Das Gerücht allein hatte richtig Sprengkraft, sodass das konkrete Interesse des 1. FC Union für Schnappatmung sorgte. In Köpenick. Im Westend. Vor allem aber bei Stürmer Jessic Ngankam (23) selbst. Herthas Eigengewächs stand im Sommer vor einer kniffligen Entscheidung: Weiter Hertha BSC oder ein Wechsel zu Union oder zur Eintracht, bei der er letztlich landete. Jetzt kehrt Ngankam für das Duell beim 1. FC Union (Sonnabend, 15.30 Uhr) in seine Heimat zurück, schiebt aber Frankfurt-Frust. Ach, Jessic, wärste nur mal in Berlin jeblieben!
Durchstarten wollte er in Frankfurt, sich als Bundesliga-Stürmer etablieren, internationale Erfahrungen sammeln und sich im besten Fall vor der EM 2024 in Deutschland für die Nationalmannschaft empfehlen.
Die Realität sieht nach neun Spieltagen, also einem Viertel der Saison, ganz anders aus: Unter SGE-Trainer Dino Toppmöller kommt Ngankam in acht Spielen im Schnitt nur auf magere 24 Minuten.
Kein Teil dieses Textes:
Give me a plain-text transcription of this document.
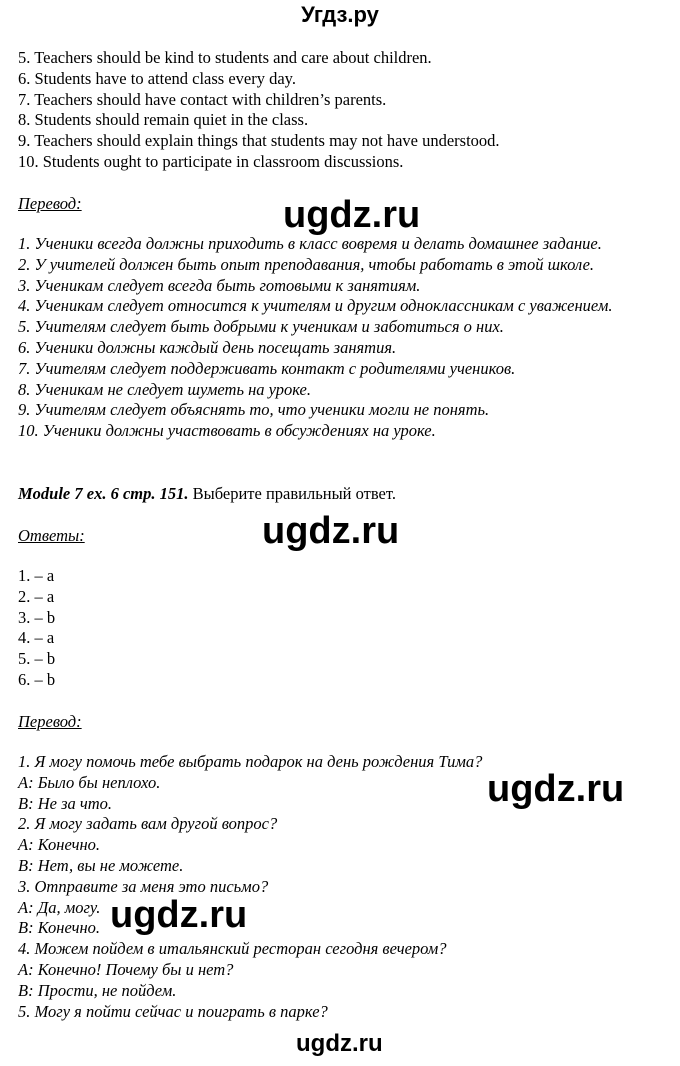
Угдз.ру
5. Teachers should be kind to students and care about children.
6. Students have to attend class every day.
7. Teachers should have contact with children’s parents.
8. Students should remain quiet in the class.
9. Teachers should explain things that students may not have understood.
10. Students ought to participate in classroom discussions.
Перевод:
1. Ученики всегда должны приходить в класс вовремя и делать домашнее задание.
2. У учителей должен быть опыт преподавания, чтобы работать в этой школе.
3. Ученикам следует всегда быть готовыми к занятиям.
4. Ученикам следует относится к учителям и другим одноклассникам с уважением.
5. Учителям следует быть добрыми к ученикам и заботиться о них.
6. Ученики должны каждый день посещать занятия.
7. Учителям следует поддерживать контакт с родителями учеников.
8. Ученикам не следует шуметь на уроке.
9. Учителям следует объяснять то, что ученики могли не понять.
10. Ученики должны участвовать в обсуждениях на уроке.
Module 7 ex. 6 стр. 151. Выберите правильный ответ.
Ответы:
1. – a
2. – a
3. – b
4. – a
5. – b
6. – b
Перевод:
1. Я могу помочь тебе выбрать подарок на день рождения Тима?
A: Было бы неплохо.
B: Не за что.
2. Я могу задать вам другой вопрос?
A: Конечно.
B: Нет, вы не можете.
3. Отправите за меня это письмо?
A: Да, могу.
B: Конечно.
4. Можем пойдем в итальянский ресторан сегодня вечером?
A: Конечно! Почему бы и нет?
B: Прости, не пойдем.
5. Могу я пойти сейчас и поиграть в парке?
ugdz.ru
ugdz.ru
ugdz.ru
ugdz.ru
ugdz.ru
Kein Tor, keine Vorlage.
Jessic Ngankam fliegt in Frankfurt aus dem Kader
Zuletzt flog der Berliner vor dem BVB-Spiel (3:3) sogar aus dem Kader. „Ein Denkzettel ist mir da übertrieben“, erklärt Toppmöller zwar, schiebt aber einen klaren Auftrag an Ngankam hinterher: „Wir wissen, dass er es besser kann, und verlangen von ihm, dass er es besser macht.“

Gezeigt hat Ngankam das in der vergangenen Saison bei Hertha BSC. Nach seiner zweiten schweren Knieverletzung startete er in der Rückrunde durch, war einer der wenigen blau-weißen Lichtblicke (vier Tore, zwei Vorlagen) und schoss sich bei der U21 sogar auf den Radar des damaligen Bundestrainers Hansi Flick.
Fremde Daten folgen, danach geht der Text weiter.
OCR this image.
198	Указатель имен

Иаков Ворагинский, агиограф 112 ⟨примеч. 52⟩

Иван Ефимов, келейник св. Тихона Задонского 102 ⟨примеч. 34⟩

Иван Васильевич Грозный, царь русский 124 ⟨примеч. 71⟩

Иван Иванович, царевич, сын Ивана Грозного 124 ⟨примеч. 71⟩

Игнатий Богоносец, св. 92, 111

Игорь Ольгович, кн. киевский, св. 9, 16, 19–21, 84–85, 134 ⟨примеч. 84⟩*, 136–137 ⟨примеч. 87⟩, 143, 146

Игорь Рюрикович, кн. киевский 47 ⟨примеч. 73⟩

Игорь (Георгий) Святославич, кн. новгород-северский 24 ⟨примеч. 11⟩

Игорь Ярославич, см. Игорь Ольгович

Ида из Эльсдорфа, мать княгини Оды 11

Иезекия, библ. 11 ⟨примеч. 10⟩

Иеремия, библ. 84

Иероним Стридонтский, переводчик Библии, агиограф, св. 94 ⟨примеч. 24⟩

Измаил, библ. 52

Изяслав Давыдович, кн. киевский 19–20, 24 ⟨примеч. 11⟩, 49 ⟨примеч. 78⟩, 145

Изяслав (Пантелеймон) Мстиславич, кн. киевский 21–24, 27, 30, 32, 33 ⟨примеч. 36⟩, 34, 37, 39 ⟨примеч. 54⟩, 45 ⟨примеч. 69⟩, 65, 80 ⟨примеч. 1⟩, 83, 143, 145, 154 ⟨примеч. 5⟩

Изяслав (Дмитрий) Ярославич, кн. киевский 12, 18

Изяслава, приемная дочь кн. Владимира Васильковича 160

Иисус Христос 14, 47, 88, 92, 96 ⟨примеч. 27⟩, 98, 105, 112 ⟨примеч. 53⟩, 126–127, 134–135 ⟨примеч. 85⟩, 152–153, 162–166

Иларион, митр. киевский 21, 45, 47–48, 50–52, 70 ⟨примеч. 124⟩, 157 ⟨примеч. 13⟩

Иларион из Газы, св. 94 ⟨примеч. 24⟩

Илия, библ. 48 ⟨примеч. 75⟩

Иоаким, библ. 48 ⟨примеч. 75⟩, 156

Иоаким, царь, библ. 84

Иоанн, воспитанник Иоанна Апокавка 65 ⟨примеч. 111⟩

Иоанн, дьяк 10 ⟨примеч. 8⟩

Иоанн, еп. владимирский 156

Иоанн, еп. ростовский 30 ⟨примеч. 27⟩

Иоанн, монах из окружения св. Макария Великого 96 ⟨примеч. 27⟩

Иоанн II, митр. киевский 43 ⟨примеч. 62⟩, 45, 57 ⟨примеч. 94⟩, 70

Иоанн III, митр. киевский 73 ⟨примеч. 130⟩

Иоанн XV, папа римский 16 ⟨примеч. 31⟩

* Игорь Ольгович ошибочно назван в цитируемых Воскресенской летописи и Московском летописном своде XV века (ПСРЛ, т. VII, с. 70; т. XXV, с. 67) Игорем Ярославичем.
Jessic Ngankam sagt Union ab, weil er Hertha liebt
Dass Ngankam riesiges Potenzial hat, wissen sie bei Hertha BSC schon lange. Die Fans, die ihren Publikumsliebling genauso ungern haben ziehen lassen wie Cheftrainer Pal Dardai, der Jessic bereits in der blau-weißen Akademie coachte. Erleichterung herrschte letztlich im Westen dennoch, obwohl sich Ngankam gegen einen Hertha-Heldenstatus und für einen Abschied entschied. Denn vor der Eintracht buhlte vor allem der 1. FC Union um Ngankam.
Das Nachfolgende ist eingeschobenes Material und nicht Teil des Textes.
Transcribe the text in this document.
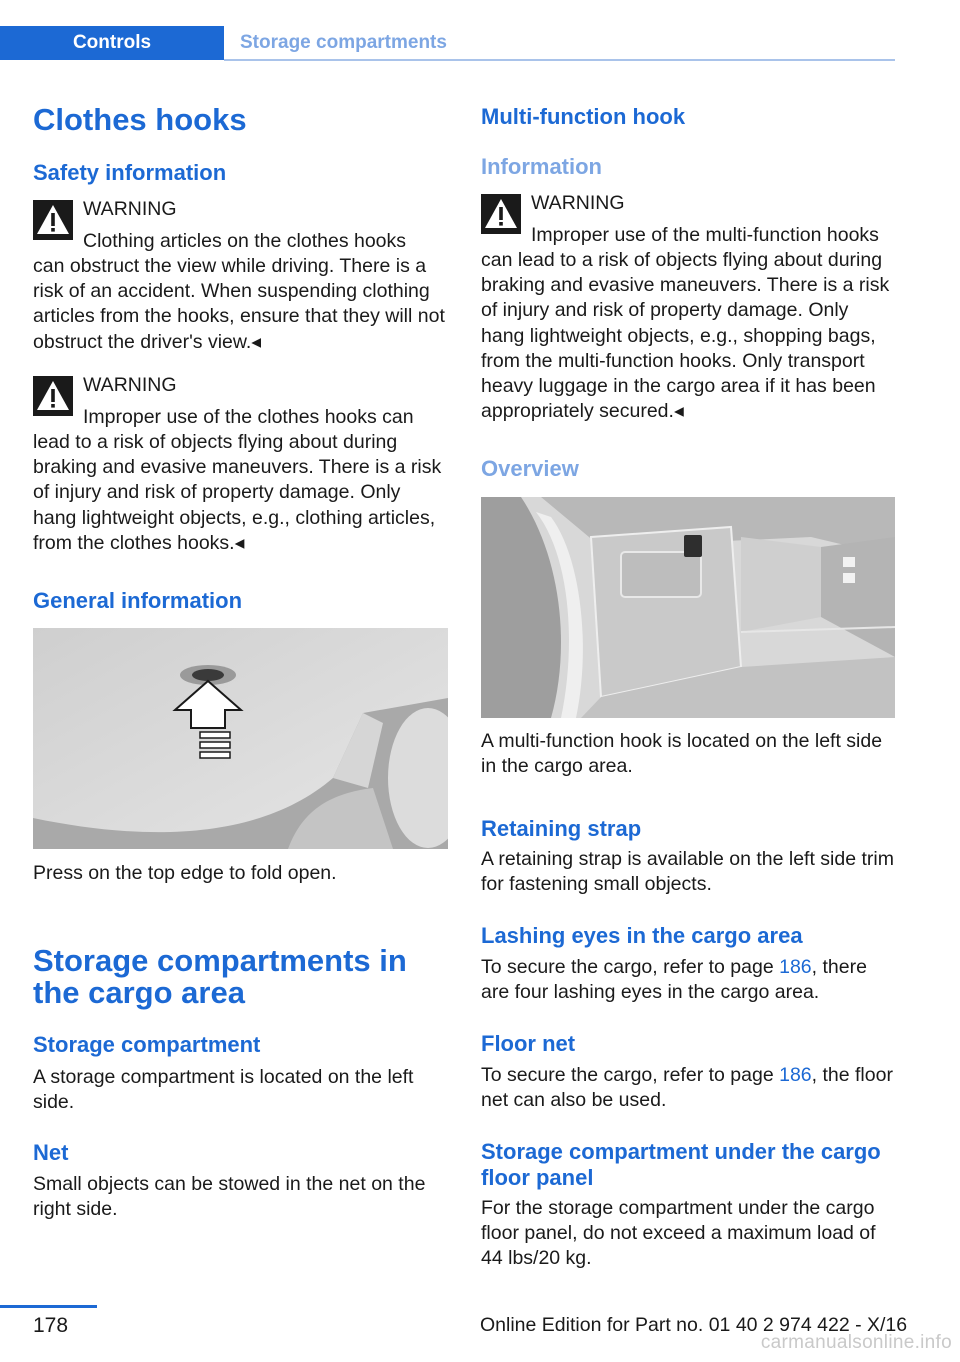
Controls	Storage compartments
Clothes hooks
Safety information
WARNING

Clothing articles on the clothes hooks

can obstruct the view while driving. There is a risk of an accident. When suspending clothing articles from the hooks, ensure that they will not obstruct the driver's view.◂

WARNING

Improper use of the clothes hooks can

lead to a risk of objects flying about during braking and evasive maneuvers. There is a risk of injury and risk of property damage. Only hang lightweight objects, e.g., clothing articles, from the clothes hooks.◂

General information

Press on the top edge to fold open.

Storage compartments in the cargo area
Storage compartment

A storage compartment is located on the left side.

Net

Small objects can be stowed in the net on the right side.

Multi-function hook
Information
WARNING

Improper use of the multi-function hooks

can lead to a risk of objects flying about during braking and evasive maneuvers. There is a risk of injury and risk of property damage. Only hang lightweight objects, e.g., shopping bags, from the multi-function hooks. Only transport heavy luggage in the cargo area if it has been appropriately secured.◂

Overview

A multi-function hook is located on the left side in the cargo area.

Retaining strap

A retaining strap is available on the left side trim for fastening small objects.

Lashing eyes in the cargo area

To secure the cargo, refer to page 186, there are four lashing eyes in the cargo area.

Floor net

To secure the cargo, refer to page 186, the floor net can also be used.

Storage compartment under the cargo floor panel

For the storage compartment under the cargo floor panel, do not exceed a maximum load of 44 lbs/20 kg.

178	Online Edition for Part no. 01 40 2 974 422 - X/16
carmanualsonline.info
Ein Transfer stand nicht nur im Raum. Nein, es war richtig konkret. „Union will dich wirklich haben“, habe ihm sein Berater Volker Struth berichtet und ihn damit geschockt: „Ich war locker drei, vier Minuten ruhig, habe die Decke angeguckt und gedacht: Das kann doch jetzt nicht wahr sein, oder? Ich habe etwas gebraucht, weil das eine Mannschaft war, die Champions League spielt und mich wirklich wollte.“
Der 1. FC Union könnte Jessic Ngankam gut gebrauchen
Ngankam hätte mit seinem bulligen Körper und seiner Schnelligkeit perfekt ins System von Trainer Urs Fischer gepasst und den Eisernen in der derzeitigen Krise, die ja auch eine Stürmerkrise ist, mit seiner Kaltschnäuzigkeit vor dem Tor enorm geholfen.
Aber anders als für Alexander Schwolow und Lucas Tousart kam ein Wechsel innerhalb Berlins für Ngankam nicht infrage: „Weil ich Herthaner bin und Liebe zu diesem Verein spüre.“
Wehmut ist also bei seiner ersten Berlin-Rückkehr sicher dabei. Vielleicht sogar etwas Reue, sich nicht für einen Hertha-Verbleib oder einen Union-Wechsel entschieden zu haben.
Vorsicht, 1. FC Union: Jessic Ngankam kommt mit Extra-Motivation
Zwei Komponenten, die den 1. FC Union warnen sollten. Klar ist: Als Ex-Herthaner wird er genauso extra motiviert sein wie Maximilian Mittelstädt, der zuletzt mit dem VfB Stuttgart in Köpenick 3:0 gewann.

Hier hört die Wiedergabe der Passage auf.